Entropic contribution to phenotype fitness Articles uri icon

publication date

  • August 2023


  • 34


  • 56


  • All possible phenotypes are not equally accessible to evolving populations. In fact, only phenotypes of large size, i.e. those resulting from many different genotypes, are found in populations of sequences, presumably because they are easier to discover and maintain. Genotypes that map to these phenotypes usually form mostly connected genotype networks that percolate the space of sequences, thus guaranteeing access to a large set of alternative phenotypes. Within a given environment, where specific phenotypic traits become relevant for adaptation, the replicative ability of a phenotype and its overall fitness (in competition experiments with alternative phenotypes) can be estimated. Two primary questions arise: how do phenotype size, reproductive capability and topology of the genotype network affect the fitness of a phenotype? And, assuming that evolution is only able to access large phenotypes, what is the range of unattainable fitness values? In order to address these questions, we quantify the adaptive advantage of phenotypes of varying size and spectral radius in a two-peak landscape. We derive analytical relationships between the three variables (size, topology, and replicative ability) which are then tested through analysis of genotype-phenotype maps and simulations of population dynamics on such maps.
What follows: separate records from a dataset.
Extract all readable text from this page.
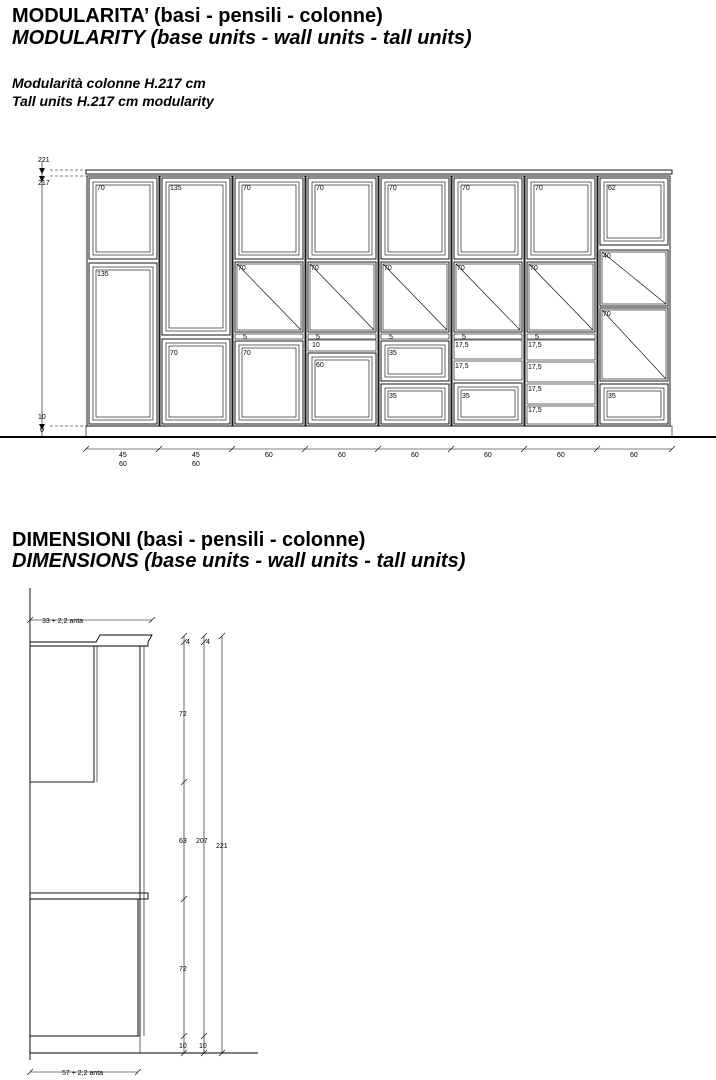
MODULARITA’ (basi - pensili - colonne)
MODULARITY (base units - wall units - tall units)
Modularità colonne H.217 cm
Tall units H.217 cm modularity
221
217
10
0
70
135
135
70
70
70
5
70
70
70
5
10
60
70
70
5
35
35
70
70
5
17,5
17,5
35
70
70
5
17,5
17,5
17,5
17,5
62
40
70
35
45
60
45
60
60	60	60	60	60	60
DIMENSIONI (basi - pensili - colonne)
DIMENSIONS (base units - wall units - tall units)
33 + 2,2 anta
57 + 2,2 anta
4
72
63
72
10
4
207
10
221
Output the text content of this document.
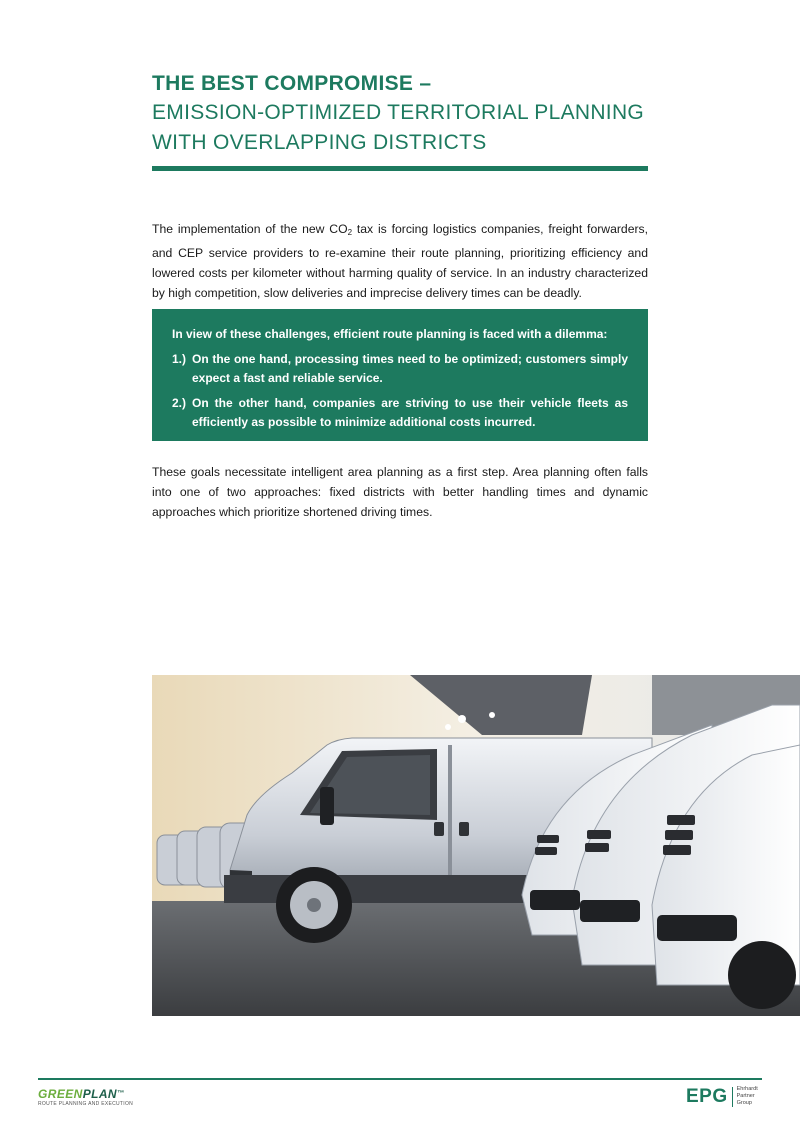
THE BEST COMPROMISE –
EMISSION-OPTIMIZED TERRITORIAL PLANNING
WITH OVERLAPPING DISTRICTS

The implementation of the new $CO_2$ tax is forcing logistics companies, freight forwarders, and CEP service providers to re-examine their route planning, prioritizing efficiency and lowered costs per kilometer without harming quality of service. In an industry characterized by high competition, slow deliveries and imprecise delivery times can be deadly.

In view of these challenges, efficient route planning is faced with a dilemma:
1.) On the one hand, processing times need to be optimized; customers simply expect a fast and reliable service.
2.) On the other hand, companies are striving to use their vehicle fleets as efficiently as possible to minimize additional costs incurred.

These goals necessitate intelligent area planning as a first step. Area planning often falls into one of two approaches: fixed districts with better handling times and dynamic approaches which prioritize shortened driving times.

GREENPLAN™
ROUTE PLANNING AND EXECUTION	EPG Ehrhardt
Partner
Group
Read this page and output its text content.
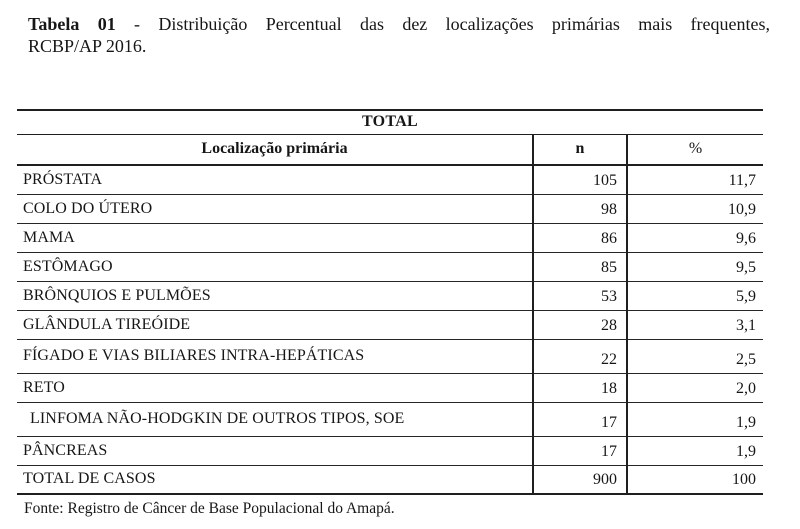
Tabela 01 - Distribuição Percentual das dez localizações primárias mais frequentes,
RCBP/AP 2016.
TOTAL		
Localização primária	n	%
PRÓSTATA	105	11,7
COLO DO ÚTERO	98	10,9
MAMA	86	9,6
ESTÔMAGO	85	9,5
BRÔNQUIOS E PULMÕES	53	5,9
GLÂNDULA TIREÓIDE	28	3,1
FÍGADO E VIAS BILIARES INTRA-HEPÁTICAS	22	2,5
RETO	18	2,0
LINFOMA NÃO-HODGKIN DE OUTROS TIPOS, SOE	17	1,9
PÂNCREAS	17	1,9
TOTAL DE CASOS	900	100

Fonte: Registro de Câncer de Base Populacional do Amapá.
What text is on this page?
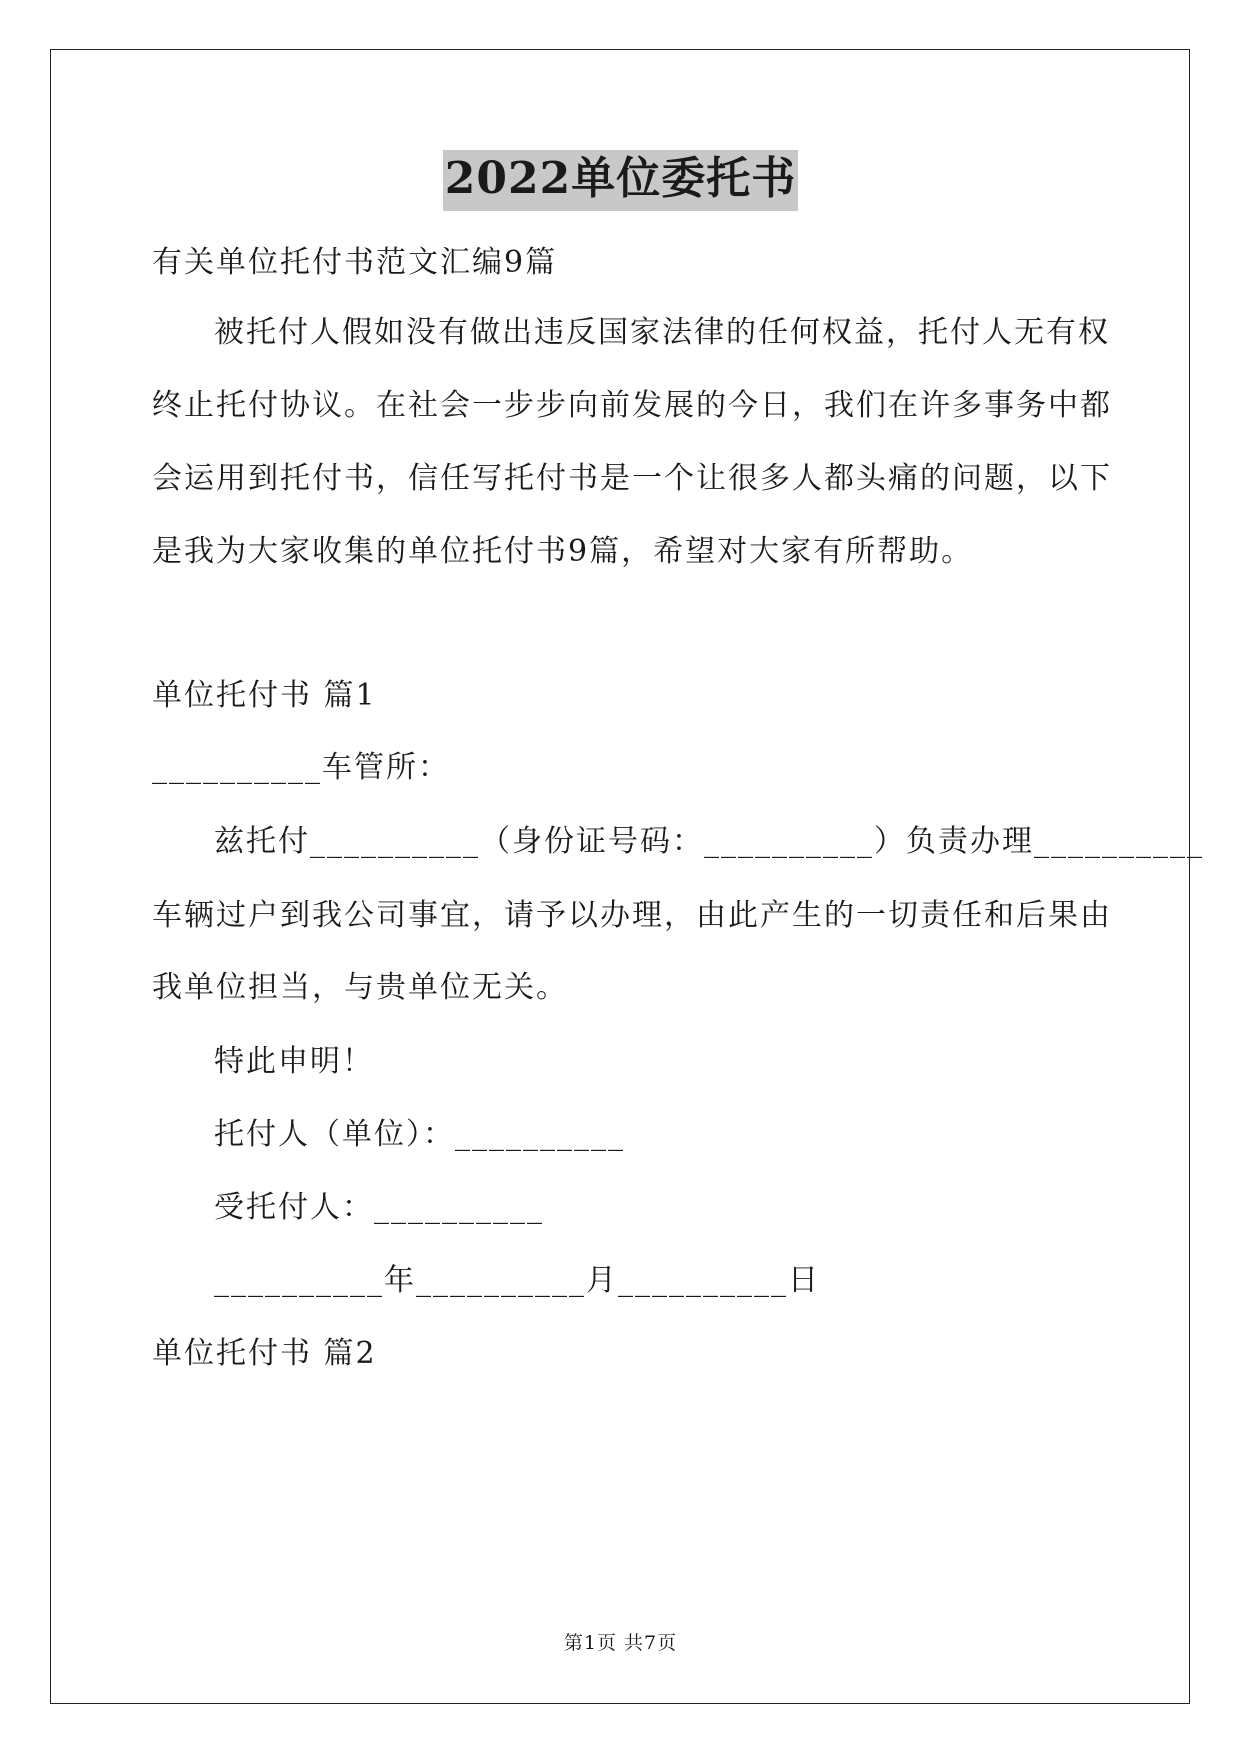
2022单位委托书
有关单位托付书范文汇编9篇
被托付人假如没有做出违反国家法律的任何权益，托付人无有权
终止托付协议。在社会一步步向前发展的今日，我们在许多事务中都
会运用到托付书，信任写托付书是一个让很多人都头痛的问题，以下
是我为大家收集的单位托付书9篇，希望对大家有所帮助。
单位托付书 篇1
__________车管所：
兹托付__________（身份证号码：__________）负责办理__________
车辆过户到我公司事宜，请予以办理，由此产生的一切责任和后果由
我单位担当，与贵单位无关。
特此申明！
托付人（单位）：__________
受托付人：__________
__________年__________月__________日
单位托付书 篇2
第1页 共7页
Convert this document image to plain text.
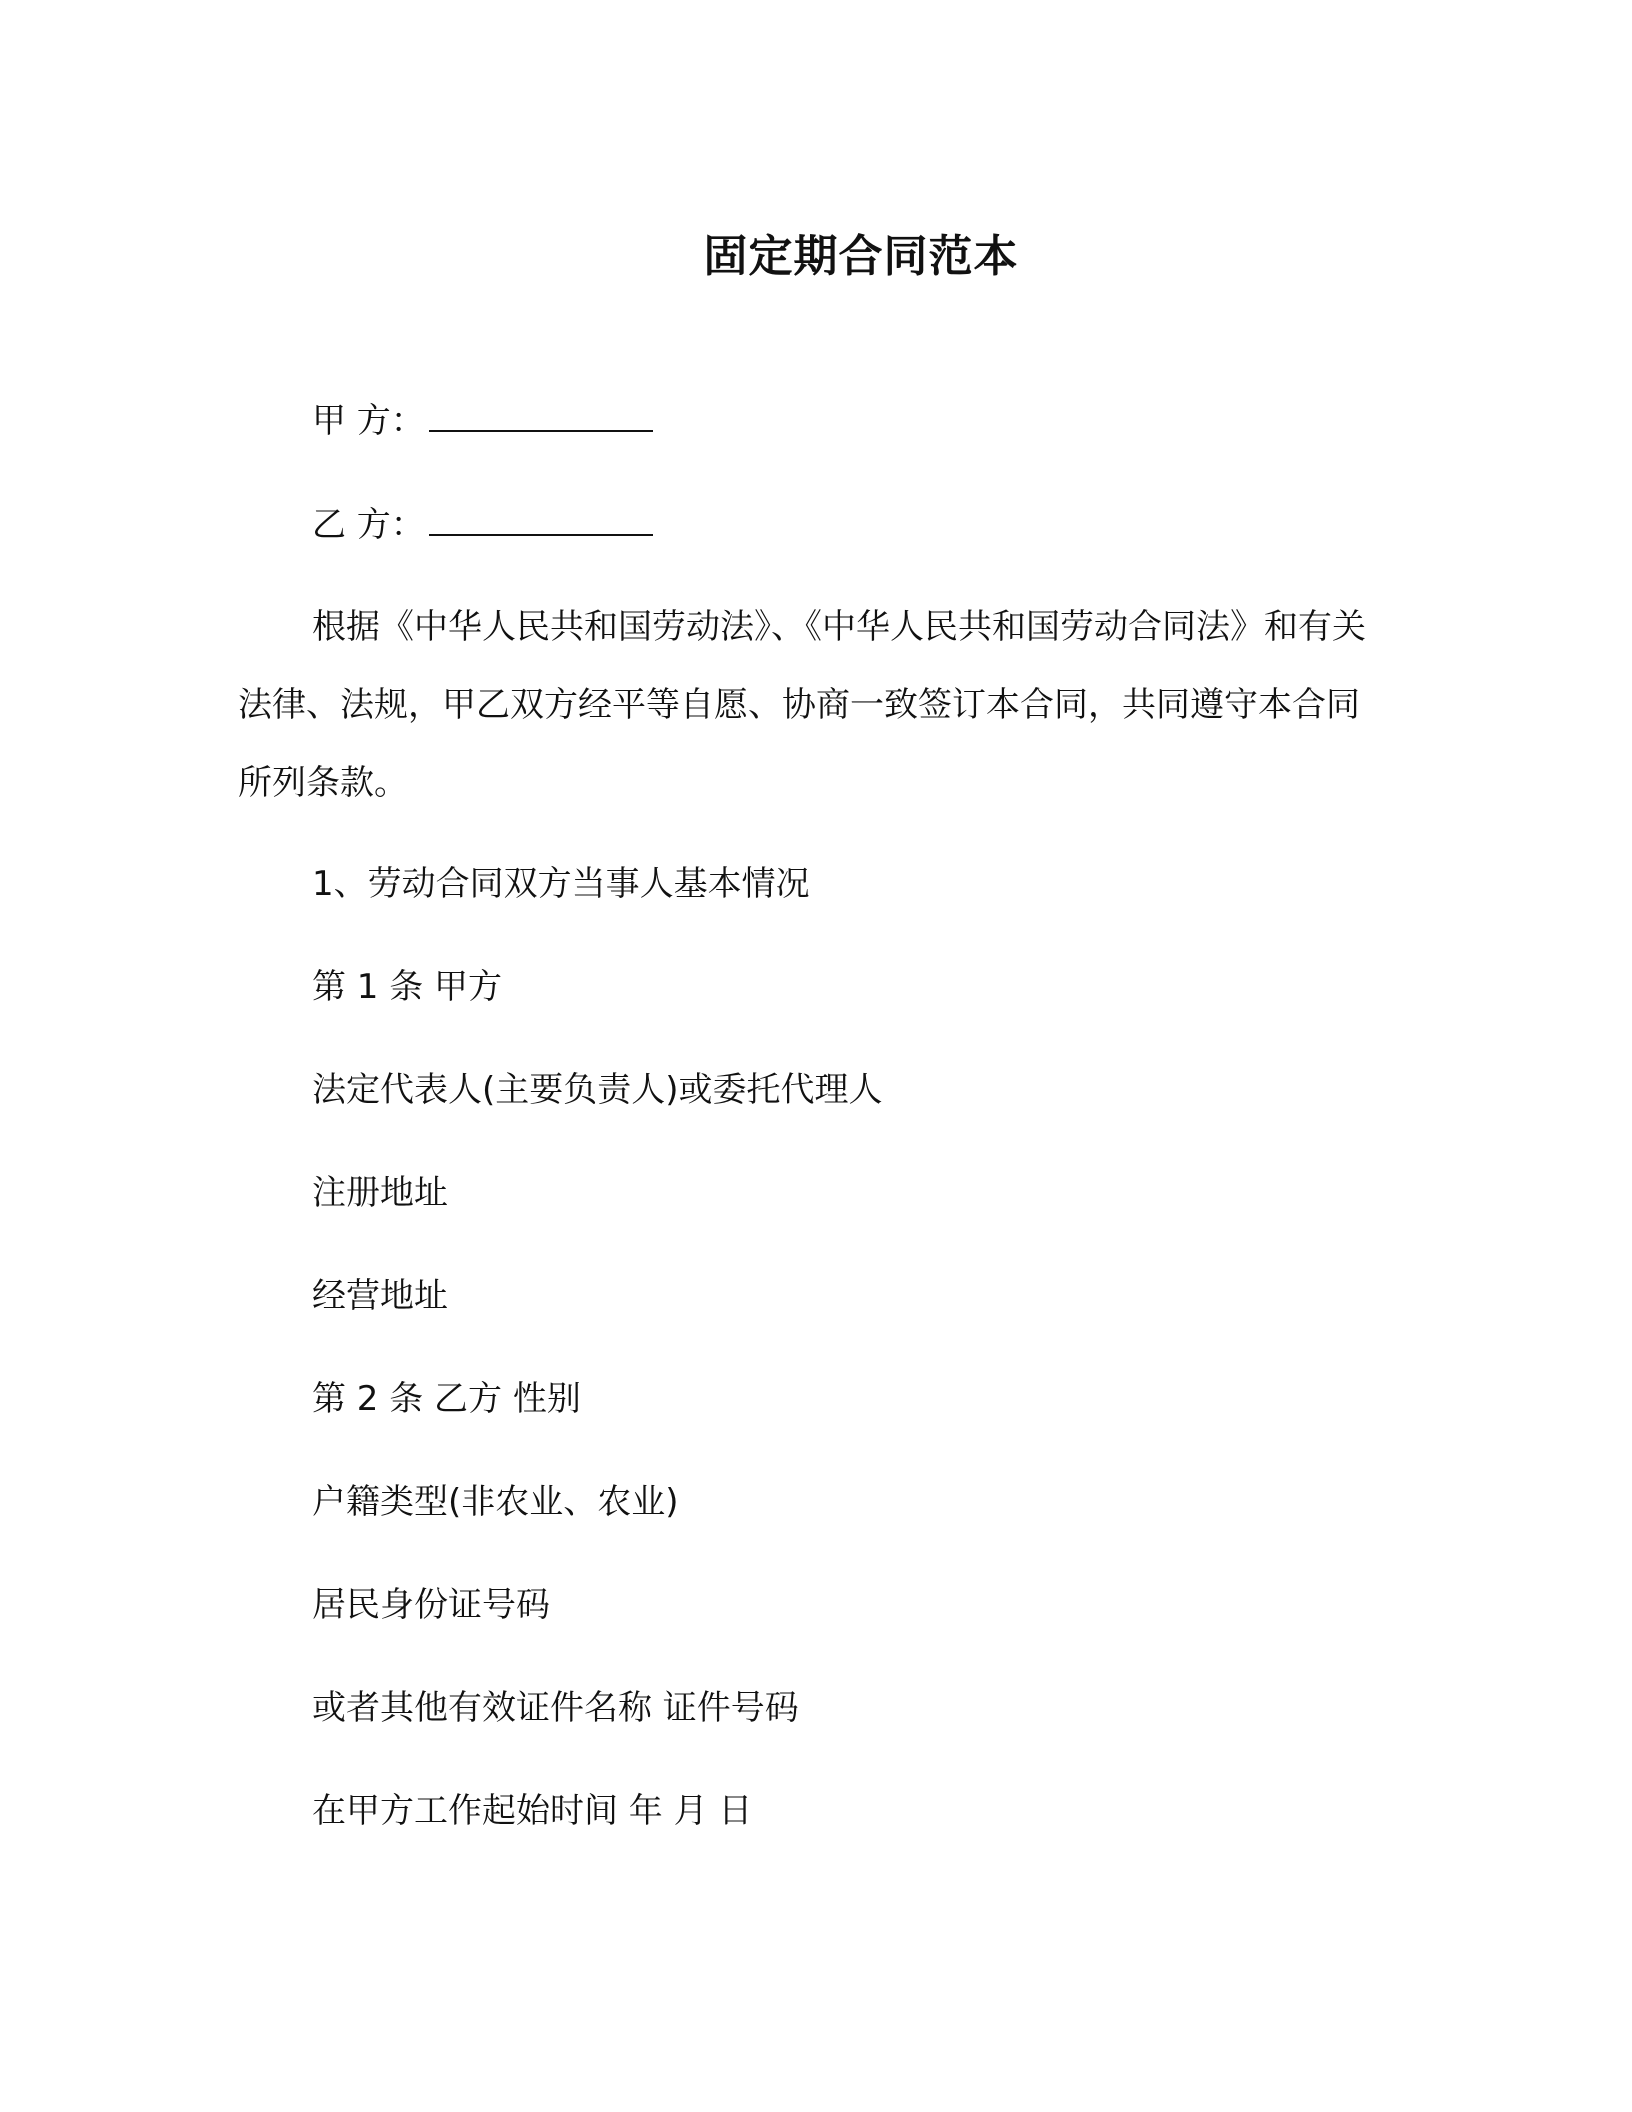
固定期合同范本
甲 方：
乙 方：
根据《中华人民共和国劳动法》、《中华人民共和国劳动合同法》和有关法律、法规，甲乙双方经平等自愿、协商一致签订本合同，共同遵守本合同所列条款。
1、劳动合同双方当事人基本情况
第 1 条 甲方
法定代表人(主要负责人)或委托代理人
注册地址
经营地址
第 2 条 乙方 性别
户籍类型(非农业、农业)
居民身份证号码
或者其他有效证件名称 证件号码
在甲方工作起始时间 年 月 日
Finally, we analytically show that the fraction of attainable phenotypes decreases with the length of the genotype, though its absolute number increases. The fact that most phenotypes are not visible to evolution very likely forbids the attainment of the highest peak in the landscape. Nevertheless, our results indicate that the relative fitness loss due to this limited accessibility is largely inconsequential for adaptation.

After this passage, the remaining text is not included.